The people renew the covenants here with God, both the one given at Sinai and the one given in Moab. Every incident during the 40 years in the desert would see more added to the law, like when the golden calf was worshiped and the priesthood was removed from the first born of all the people and given to the Levites exclusively. So it was with worshiping of Baal at Peor while they were encamped at the plains of Moab, it brought more restrictions down upon them as a consequence for their actions. And now all these new laws must be ratified and accepted just like the original ones were at Sinai.
They are reminding once again that God is faithful, and that all his promises will be kept, either in the form of blessing or curses. It’s made abundantly clear to them that they have the free will, and the capacity of thought, to chose which direction they’ll go. He tells them that the options are life or death, blessings or curses, and exhorts them to chose life.
The disciples ask Jesus to teach them how to pray, like John the Baptist taught his followers. This doesn’t mean they didn’t know how to pray at all, it means they wanted to be taught how their teacher prayed so they could emulate him. Jesus here teaches them what we now call the Lord’s Prayer, or the Our Father, and it’s a bit shorter in Luke than it is in Matthew.

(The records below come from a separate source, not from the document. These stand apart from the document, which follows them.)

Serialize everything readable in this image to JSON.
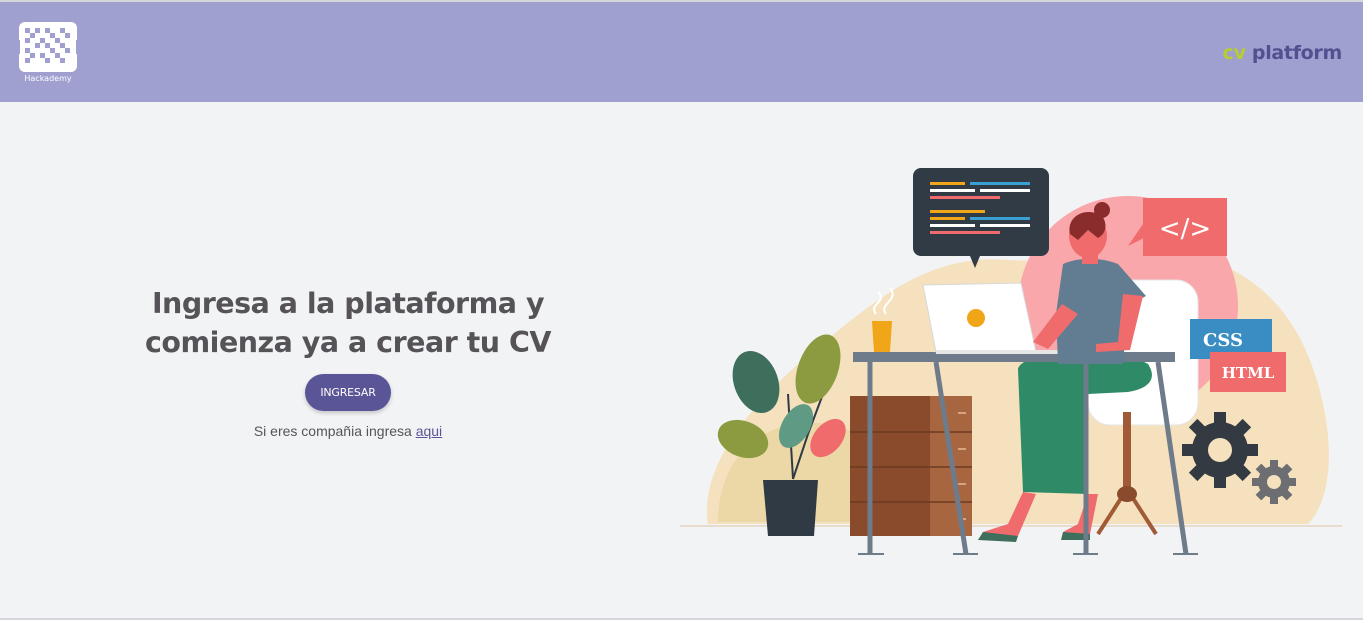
{
  "header": {
    "logo_text": "Hackademy",
    "brand_prefix": "cv",
    "brand_suffix": " platform",
    "background_color": "#9fa0cf",
    "brand_prefix_color": "#b7cf2e",
    "brand_suffix_color": "#52508f"
  },
  "hero": {
    "title_line1": "Ingresa a la plataforma y",
    "title_line2": "comienza ya a crear tu CV",
    "button_label": "INGRESAR",
    "button_color": "#5a5596",
    "company_text": "Si eres compañia ingresa ",
    "company_link": "aqui"
  },
  "illustration": {
    "badge_code": "</>",
    "badge_css": "CSS",
    "badge_html": "HTML"
  }
}
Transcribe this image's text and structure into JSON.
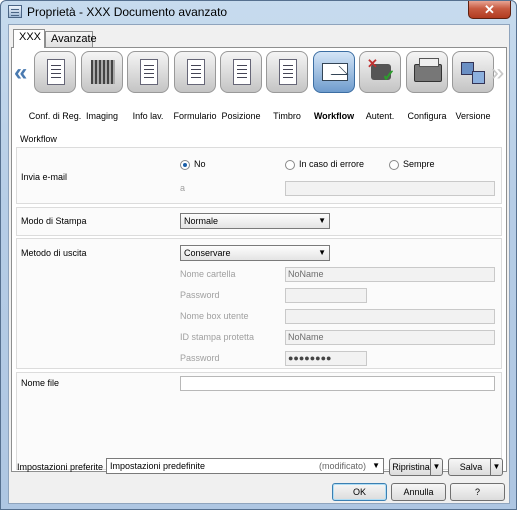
{
  "window": {
    "title": "Proprietà - XXX Documento avanzato",
    "close_glyph": "✕"
  },
  "tabs": [
    {
      "label": "XXX"
    },
    {
      "label": "Avanzate"
    }
  ],
  "toolbar": {
    "left_arrow": "«",
    "right_arrow": "»",
    "items": [
      {
        "label": "Conf. di Reg.",
        "icon": "settings-doc-icon"
      },
      {
        "label": "Imaging",
        "icon": "imaging-icon"
      },
      {
        "label": "Info lav.",
        "icon": "job-info-icon"
      },
      {
        "label": "Formulario",
        "icon": "form-icon"
      },
      {
        "label": "Posizione",
        "icon": "position-icon"
      },
      {
        "label": "Timbro",
        "icon": "stamp-icon"
      },
      {
        "label": "Workflow",
        "icon": "workflow-icon",
        "active": true
      },
      {
        "label": "Autent.",
        "icon": "authentication-icon"
      },
      {
        "label": "Configura",
        "icon": "configure-icon"
      },
      {
        "label": "Versione",
        "icon": "version-icon"
      }
    ]
  },
  "workflow": {
    "section_title": "Workflow",
    "email": {
      "label": "Invia e-mail",
      "options": [
        "No",
        "In caso di errore",
        "Sempre"
      ],
      "selected": "No",
      "to_label": "a",
      "to_value": ""
    },
    "print_mode": {
      "label": "Modo di Stampa",
      "value": "Normale"
    },
    "output": {
      "label": "Metodo di uscita",
      "value": "Conservare",
      "fields": [
        {
          "label": "Nome cartella",
          "value": "NoName"
        },
        {
          "label": "Password",
          "value": ""
        },
        {
          "label": "Nome box utente",
          "value": ""
        },
        {
          "label": "ID stampa protetta",
          "value": "NoName"
        },
        {
          "label": "Password",
          "value": "●●●●●●●●"
        }
      ]
    },
    "file_name": {
      "label": "Nome file",
      "value": ""
    }
  },
  "favorites": {
    "label": "Impostazioni preferite",
    "value": "Impostazioni predefinite",
    "modified": "(modificato)",
    "restore": "Ripristina",
    "save": "Salva"
  },
  "buttons": {
    "ok": "OK",
    "cancel": "Annulla",
    "help": "?"
  }
}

Even though it’s shorter, it retains its essential properties. It’s a prayer that recognizes the holiness of God, praying for the coming of his kingdom, and asking for our daily sustenance, both physical bread and the supernatural Bread of Life. See The Perfect Prayer
Another very important component of the Lord’s Prayer is the recognition of the duty to forgive, because we’ve been forgiven. Jesus tells us many times that an unforgiving person is an unforgiven person.
Jesus then instructs them to be persistent in prayer and ask for whatever we need. This part of the gospel has been twisted beyond recognition to make God into nothing more than a genie with unlimited wishes. That’s not what Jesus means here, he’s telling us that ask for whatever we need and to persevere in prayer but all answers to prayer are contingent on the will of God.